When oil sustained above $40, we turned focus to the extremely negative sentiment that was weighing on markets and economies.  But given the extreme views on the world, we thought things were set up for positive surprises.  We said this surprise element creates opportunities for asymmetric outcomes (bad is priced-in, good … not at all). That sets up for the potential of “good times” ahead for both markets and broader sentiment.

Fast forward:  Earnings expectations were ratcheted down and broadly surprised on the positive side.  Global economic data has been ratcheted down and is positively surprising. It’s happening in Germany, which is a very important indicator for a bottoming of the euro zone economy.   If the threat of further spiral in Europe has lifted, that’s a huge catalyst for global sentiment.  When global sentiment has officially moved out of the doom and gloom camp and back to optimism the horse will have already had plenty of steps out of the barn.  And we think we are seeing it reflected in stocks, especially small caps.

With this backdrop, we think everyone could benefit by having a healthy dose of “fear of missing out.”  Stock returns tend to be lumpy over the long run.  When we you wait to buy strength, you miss out on A LOT of the punch that contributes to the long run return for stocks.

Consider what we said on February 11th (stocks bottomed that day and are up 16% since): “We often hear interviews of money managers during periods like this, and the question is asked “are you getting defensive?”

That’s the exact opposite of what they should be asking. When stocks are up 15–20%, and acknowledging that the long–run average return for stocks is 8%, that’s the time to play Defense. When stocks are down 15–20%, that’s the time to play Offense.

The reality is most investors should see declines in the U.S. stock market as an exciting opportunity. The best investors in the world do. The same can be said for average investors.

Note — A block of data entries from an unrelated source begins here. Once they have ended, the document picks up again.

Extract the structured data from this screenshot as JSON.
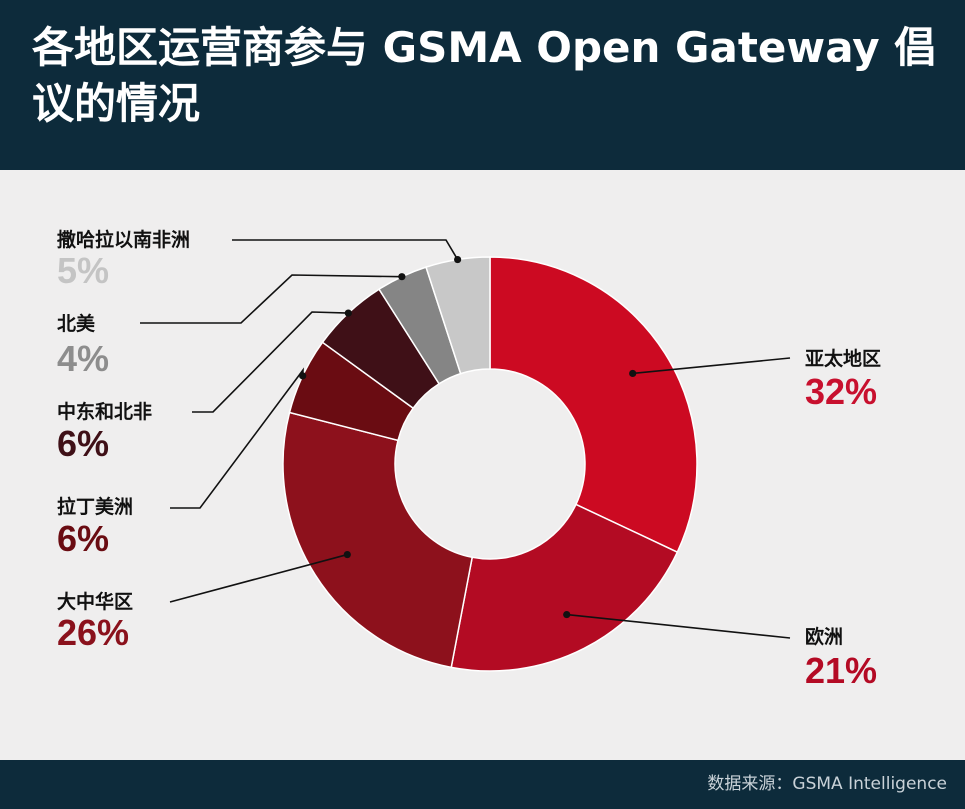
{
  "title": "各地区运营商参与 GSMA Open Gateway 倡议的情况",
  "footer": {
    "source": "数据来源：GSMA Intelligence"
  },
  "colors": {
    "header_bg": "#0d2b3b",
    "background": "#efeeee"
  },
  "chart_data": {
    "type": "pie",
    "donut": true,
    "title": "各地区运营商参与 GSMA Open Gateway 倡议的情况",
    "unit": "%",
    "slices": [
      {
        "label": "亚太地区",
        "value": 32,
        "value_label": "32%",
        "color": "#cc0a22",
        "text_color": "#c8102e"
      },
      {
        "label": "欧洲",
        "value": 21,
        "value_label": "21%",
        "color": "#b30b23",
        "text_color": "#b40a24"
      },
      {
        "label": "大中华区",
        "value": 26,
        "value_label": "26%",
        "color": "#8d111c",
        "text_color": "#8a111c"
      },
      {
        "label": "拉丁美洲",
        "value": 6,
        "value_label": "6%",
        "color": "#6a0c12",
        "text_color": "#6a0c12"
      },
      {
        "label": "中东和北非",
        "value": 6,
        "value_label": "6%",
        "color": "#3f1017",
        "text_color": "#3f1017"
      },
      {
        "label": "北美",
        "value": 4,
        "value_label": "4%",
        "color": "#858585",
        "text_color": "#8d8d8d"
      },
      {
        "label": "撒哈拉以南非洲",
        "value": 5,
        "value_label": "5%",
        "color": "#c8c8c8",
        "text_color": "#c4c4c4"
      }
    ]
  }
}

Here’s why: Most average investors in stocks are NOT leveraged. And with that, they should have no concern about stock market declines, other than saying to themselves, “what a gift,” and asking themselves these questions: “Do I have cash I can put to work at these cheaper prices?” And, “where should I put that cash to work?”

As Warren Buffett says, bad news is an investor’s best friend.  And as his billionaire counterpart says, and head of the biggest hedge fund in the world, ‘stocks go up over time.’  With these two basic, plain-spoken, tenets you should buy dips and look for value.

Broader stocks have just gone positive for the year.  Small caps are still down small.  Remember, when the macro fog cleared in 2010, small caps went on a tear, from down 6% through the first seven months of the year, to finish UP 27%. Don’t miss out!